Meanwhile, Sara is on the phone with her boyfriend. She cries about her hair and calls it ridiculous. It is.
The girls go to the Gen Art fashion show. Real models walk and yet again remind us what a farce ANTM is. Wendy -- who looks a lot like a cross between Jennifer Beals and Toucan Sam -- says that she drifted away from the fashion show for a bit, because New Orleans was on her mind. The girls head backstage, where they get to rifle through the clothes racks and find their outfits. Jade says that she was still adjusting to the way she looked, and adds that she doesn't even look like she belongs on this planet. Mercury, Venus, Mars, Jupiter, Saturn, Neptune and Pluto all say, "Not it," in unison. Sara isn't sure about her style, and looks around in vain for hot pants. Take a trip in Furonda's time machine and maybe you'll be able to find them, sweetie.

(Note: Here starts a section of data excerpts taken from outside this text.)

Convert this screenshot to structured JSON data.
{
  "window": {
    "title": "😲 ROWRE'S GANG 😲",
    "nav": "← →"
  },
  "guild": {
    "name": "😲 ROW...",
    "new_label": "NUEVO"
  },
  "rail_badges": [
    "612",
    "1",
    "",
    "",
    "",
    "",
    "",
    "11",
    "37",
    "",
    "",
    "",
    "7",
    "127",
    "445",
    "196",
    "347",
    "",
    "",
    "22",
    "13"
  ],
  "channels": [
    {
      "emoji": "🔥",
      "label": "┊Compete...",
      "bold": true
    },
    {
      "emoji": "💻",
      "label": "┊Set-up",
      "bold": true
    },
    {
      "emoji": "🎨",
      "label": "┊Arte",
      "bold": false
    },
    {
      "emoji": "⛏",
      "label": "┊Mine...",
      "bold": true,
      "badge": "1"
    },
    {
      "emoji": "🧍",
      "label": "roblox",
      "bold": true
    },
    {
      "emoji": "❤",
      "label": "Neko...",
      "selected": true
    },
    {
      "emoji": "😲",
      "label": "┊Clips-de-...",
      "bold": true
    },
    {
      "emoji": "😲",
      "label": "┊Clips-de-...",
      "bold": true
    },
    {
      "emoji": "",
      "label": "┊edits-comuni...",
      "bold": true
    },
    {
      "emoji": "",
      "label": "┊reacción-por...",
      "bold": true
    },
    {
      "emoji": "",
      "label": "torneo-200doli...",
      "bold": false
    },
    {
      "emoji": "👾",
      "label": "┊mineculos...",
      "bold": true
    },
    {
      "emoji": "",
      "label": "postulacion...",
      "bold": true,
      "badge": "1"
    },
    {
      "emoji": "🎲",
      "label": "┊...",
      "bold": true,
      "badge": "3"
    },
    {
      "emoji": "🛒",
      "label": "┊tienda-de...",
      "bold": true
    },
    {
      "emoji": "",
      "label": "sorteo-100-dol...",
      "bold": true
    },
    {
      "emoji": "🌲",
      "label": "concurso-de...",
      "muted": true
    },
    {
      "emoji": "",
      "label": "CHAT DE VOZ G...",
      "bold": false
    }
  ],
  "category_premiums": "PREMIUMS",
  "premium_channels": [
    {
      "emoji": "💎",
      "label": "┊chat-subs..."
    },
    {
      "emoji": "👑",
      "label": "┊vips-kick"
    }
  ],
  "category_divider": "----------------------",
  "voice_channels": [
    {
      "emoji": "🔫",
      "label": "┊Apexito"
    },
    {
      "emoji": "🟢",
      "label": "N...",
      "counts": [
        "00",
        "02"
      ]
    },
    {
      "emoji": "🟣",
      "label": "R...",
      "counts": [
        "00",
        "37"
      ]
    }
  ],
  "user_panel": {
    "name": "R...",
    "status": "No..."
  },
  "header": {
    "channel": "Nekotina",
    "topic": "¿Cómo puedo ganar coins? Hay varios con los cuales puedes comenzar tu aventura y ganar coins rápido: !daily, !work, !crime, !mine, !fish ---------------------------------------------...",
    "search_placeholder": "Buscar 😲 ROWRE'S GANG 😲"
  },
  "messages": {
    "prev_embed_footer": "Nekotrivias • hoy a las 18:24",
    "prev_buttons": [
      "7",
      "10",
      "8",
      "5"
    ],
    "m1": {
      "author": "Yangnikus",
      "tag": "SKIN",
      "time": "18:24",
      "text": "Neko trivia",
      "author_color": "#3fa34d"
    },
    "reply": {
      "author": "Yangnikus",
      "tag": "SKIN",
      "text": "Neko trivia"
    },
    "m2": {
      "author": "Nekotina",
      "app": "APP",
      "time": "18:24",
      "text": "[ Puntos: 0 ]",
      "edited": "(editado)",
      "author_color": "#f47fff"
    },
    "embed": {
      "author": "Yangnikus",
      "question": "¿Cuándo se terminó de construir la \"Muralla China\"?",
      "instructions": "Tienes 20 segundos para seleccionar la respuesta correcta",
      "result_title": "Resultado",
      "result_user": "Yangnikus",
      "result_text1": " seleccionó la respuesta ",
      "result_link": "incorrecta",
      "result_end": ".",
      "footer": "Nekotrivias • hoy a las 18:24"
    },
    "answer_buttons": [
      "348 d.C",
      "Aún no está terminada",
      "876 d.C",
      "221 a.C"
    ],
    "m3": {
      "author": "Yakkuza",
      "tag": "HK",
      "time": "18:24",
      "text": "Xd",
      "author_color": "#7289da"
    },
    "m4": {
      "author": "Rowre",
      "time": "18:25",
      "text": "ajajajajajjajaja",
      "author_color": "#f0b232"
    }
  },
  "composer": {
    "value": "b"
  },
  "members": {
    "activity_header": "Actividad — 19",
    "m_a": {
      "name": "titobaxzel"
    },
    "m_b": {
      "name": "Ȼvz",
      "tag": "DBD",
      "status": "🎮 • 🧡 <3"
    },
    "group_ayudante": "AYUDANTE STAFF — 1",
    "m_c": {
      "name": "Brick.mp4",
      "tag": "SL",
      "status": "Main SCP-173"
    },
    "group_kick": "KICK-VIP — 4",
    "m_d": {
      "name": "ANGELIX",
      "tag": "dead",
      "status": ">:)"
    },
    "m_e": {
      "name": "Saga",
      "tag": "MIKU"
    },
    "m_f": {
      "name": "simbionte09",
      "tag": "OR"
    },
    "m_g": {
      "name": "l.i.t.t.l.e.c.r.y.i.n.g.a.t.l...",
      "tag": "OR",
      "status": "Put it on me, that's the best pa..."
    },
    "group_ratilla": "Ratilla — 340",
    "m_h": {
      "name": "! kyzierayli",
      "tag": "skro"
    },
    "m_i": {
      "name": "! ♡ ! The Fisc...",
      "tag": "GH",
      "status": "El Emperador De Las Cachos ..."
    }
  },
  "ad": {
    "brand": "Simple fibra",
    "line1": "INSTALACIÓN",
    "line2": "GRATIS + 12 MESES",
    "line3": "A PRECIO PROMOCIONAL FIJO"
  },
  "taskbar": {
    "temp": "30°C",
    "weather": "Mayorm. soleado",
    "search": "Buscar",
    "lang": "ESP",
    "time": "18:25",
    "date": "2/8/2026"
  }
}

Then, the worst thing happens. The girls head to a different location where they meet Rachel Zoe, anorexic stylist to all the anorexic stars. And I must say that, though I do a lot of shit-talking about ribs and such, I do kind of admire Tyra for her whole stance about real women's bodies and her willingness to, you know, actually eat. So I find it really strange that she has this leathery bag of bones on her show. She is terrifying. ["Not just leathery and skinny, but also the most mutton-dressed-as-a-lamb slag I have seen since Gale Leery. Someone needs to style Rachel Zoe in an outfit appropriate to her advanced age." -- Wing Chun] Rachel Zoe tells the girls that they each have fifteen minutes to put together their hair, makeup, and wardrobe. But they will have a little help...from Season 4 winner Naima. Good to see they're keeping her busy. Naima looks positively hulking next to Rachel Zoe. Like, she looks like she pulled Rachel Zoe out of her foot with a pair of tweezers. She does a little spiel about makeup, and tells the girls that today they'll be using the Queen Collection, Cover Girl's new line of makeup for women of color. Because there's nothing to make us forget about Naima's utter lack of success like putting Joanie in blackface. The winner of the competition gets a $5,000 shopping spree at Nanette Lepore. Good prize.
The fifteen minutes begins and each girl readies herself. Naima, who takes fifteen minutes just to get a sentence out, is no help in this time-sensitive context. We get a lot of junky testimonials about Cover Girl. Rachel tells everyone that their time is up. She judges each girl's look. Sara apparently found her hot pants. Rachel tells her to find the middle ground between appropriate and sexy. Sara tells us for the record that she would never go out of the house wearing such a get-up. Danielle is also looking naked. Nnenna is perfect, of course. Mollie Sue looks more like a sailor than mod. She is disappointed by this because she thought this was her competition. According to Mollie Sue, she is personal style. She also is old as Betty White.